Helicopters and planes circled overhead.


“Is this on TV?” queried Non-Danica, the Golden Stater.


“Yep. National television. TNT.”
 

As engines roared to life and revved in the pit areas, crews went through final checks,
their impact wrenches whirring and whizzing. Non-Danica’s enthusiasm mounted.  
Soon she was sending text messages and photos all over the country to friends and
family members.


“Wow!” she shouted.  “This is so exciting!”


Pre-race activities included a recognition of Granite State first-responders, a wonderful
rendition of our National Anthem by Miss New Hampshire, and an invocation from a
clergyman.


“Wow. I didn’t expect such a long prayer,” said Non-Danica.

 
“Hey, this is New Hampshire, not California,” I responded. “It’s NASCAR.  It’s Sunday. 
Live Free or Die!”


A giant bearded man wearing a biker shirt and carrying a large cooler soon settled in
front of us. He looked back and said “Who needs a beer?”


Then the race started and the roar of the engines of America’s top drivers drowned out
the public address announcer.
 

“Oh my gosh!” laughed Non-Danica, beverage in hand.  “This is so exciting! I’m
so ashamed that I like this so much!”


During the first yellow caution, when things quieted a bit, Non-Danica remarked that her
consciousness was suddenly flooded with those dinner-table car conversations between
her brothers and late father.  She also recalled that her attendance at the high school’s
 introductory auto-mechanics class was required before driving the family car.


“I want to know more about these cars, engines, tires, drivers, crews, and racing
strategies,” said Non-Danica. 


Next, Non-Danica wondered aloud whether car-racing was a sport, or something else. 
The debate as to whether or not NASCAR drivers are athletes will never end, but there
is no question that the race crews showed incredible teamwork, changing four tires
while re-fueling a car and sending it back out in less than 20 seconds.


Danica Patrick’s car was knocked out late in the race, which Tony Stewart led for over a
hundred laps. But with 12 laps to go, Brian Vickers took the lead and held on for an
emotional win.


Non-Danica was moved by the spectacle.  

 
“What a thrill,” she said. “The power, the speed, the crowd, the energy!”

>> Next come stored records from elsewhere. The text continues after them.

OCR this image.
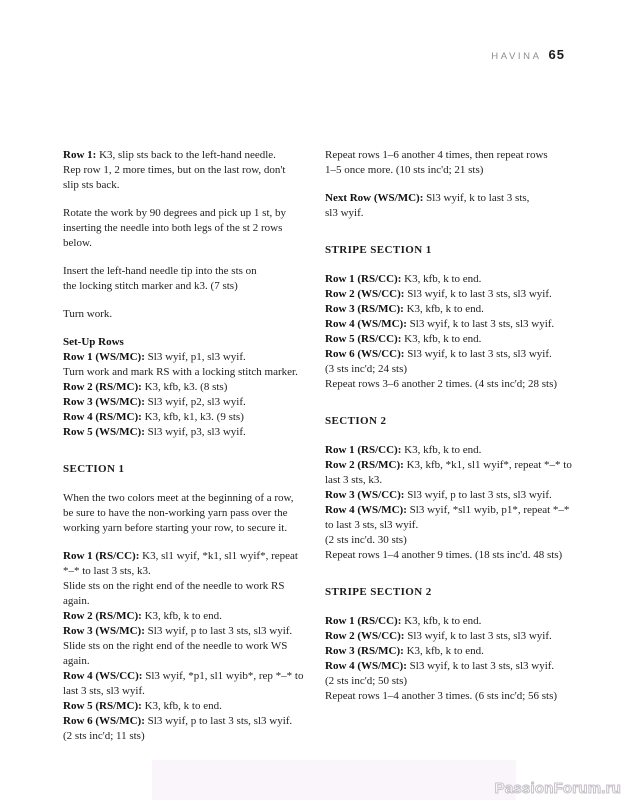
HAVINA 65
Row 1: K3, slip sts back to the left-hand needle.
Rep row 1, 2 more times, but on the last row, don't
slip sts back.
Rotate the work by 90 degrees and pick up 1 st, by
inserting the needle into both legs of the st 2 rows
below.
Insert the left-hand needle tip into the sts on
the locking stitch marker and k3. (7 sts)
Turn work.
Set-Up Rows
Row 1 (WS/MC): Sl3 wyif, p1, sl3 wyif.
Turn work and mark RS with a locking stitch marker.
Row 2 (RS/MC): K3, kfb, k3. (8 sts)
Row 3 (WS/MC): Sl3 wyif, p2, sl3 wyif.
Row 4 (RS/MC): K3, kfb, k1, k3. (9 sts)
Row 5 (WS/MC): Sl3 wyif, p3, sl3 wyif.
SECTION 1
When the two colors meet at the beginning of a row,
be sure to have the non-working yarn pass over the
working yarn before starting your row, to secure it.
Row 1 (RS/CC): K3, sl1 wyif, *k1, sl1 wyif*, repeat
*–* to last 3 sts, k3.
Slide sts on the right end of the needle to work RS
again.
Row 2 (RS/MC): K3, kfb, k to end.
Row 3 (WS/MC): Sl3 wyif, p to last 3 sts, sl3 wyif.
Slide sts on the right end of the needle to work WS
again.
Row 4 (WS/CC): Sl3 wyif, *p1, sl1 wyib*, rep *–* to
last 3 sts, sl3 wyif.
Row 5 (RS/MC): K3, kfb, k to end.
Row 6 (WS/MC): Sl3 wyif, p to last 3 sts, sl3 wyif.
(2 sts inc'd; 11 sts)
Repeat rows 1–6 another 4 times, then repeat rows
1–5 once more. (10 sts inc'd; 21 sts)
Next Row (WS/MC): Sl3 wyif, k to last 3 sts,
sl3 wyif.
STRIPE SECTION 1
Row 1 (RS/CC): K3, kfb, k to end.
Row 2 (WS/CC): Sl3 wyif, k to last 3 sts, sl3 wyif.
Row 3 (RS/MC): K3, kfb, k to end.
Row 4 (WS/MC): Sl3 wyif, k to last 3 sts, sl3 wyif.
Row 5 (RS/CC): K3, kfb, k to end.
Row 6 (WS/CC): Sl3 wyif, k to last 3 sts, sl3 wyif.
(3 sts inc'd; 24 sts)
Repeat rows 3–6 another 2 times. (4 sts inc'd; 28 sts)
SECTION 2
Row 1 (RS/CC): K3, kfb, k to end.
Row 2 (RS/MC): K3, kfb, *k1, sl1 wyif*, repeat *–* to
last 3 sts, k3.
Row 3 (WS/CC): Sl3 wyif, p to last 3 sts, sl3 wyif.
Row 4 (WS/MC): Sl3 wyif, *sl1 wyib, p1*, repeat *–*
to last 3 sts, sl3 wyif.
(2 sts inc'd. 30 sts)
Repeat rows 1–4 another 9 times. (18 sts inc'd. 48 sts)
STRIPE SECTION 2
Row 1 (RS/CC): K3, kfb, k to end.
Row 2 (WS/CC): Sl3 wyif, k to last 3 sts, sl3 wyif.
Row 3 (RS/MC): K3, kfb, k to end.
Row 4 (WS/MC): Sl3 wyif, k to last 3 sts, sl3 wyif.
(2 sts inc'd; 50 sts)
Repeat rows 1–4 another 3 times. (6 sts inc'd; 56 sts)
PassionForum.ru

I responded that NHMS would host another Sprint Cup event in September.


“There is something quintessentially American in all this,” observed Non-Danica, the
California Progressive and temporary NASCAR fan, who suddenly reminded me of
Diane, from the TV show Cheers.  “It’s a fascinating cultural study.” 


We stood and made our way down the stands, passing our new buddy, the giant
bearded man in the biker shirt, who again asked us if we needed any beer.
 

Non-Danica gave him a big smile, as did I.
 

Next mission: “Give Wal-Mart a chance!”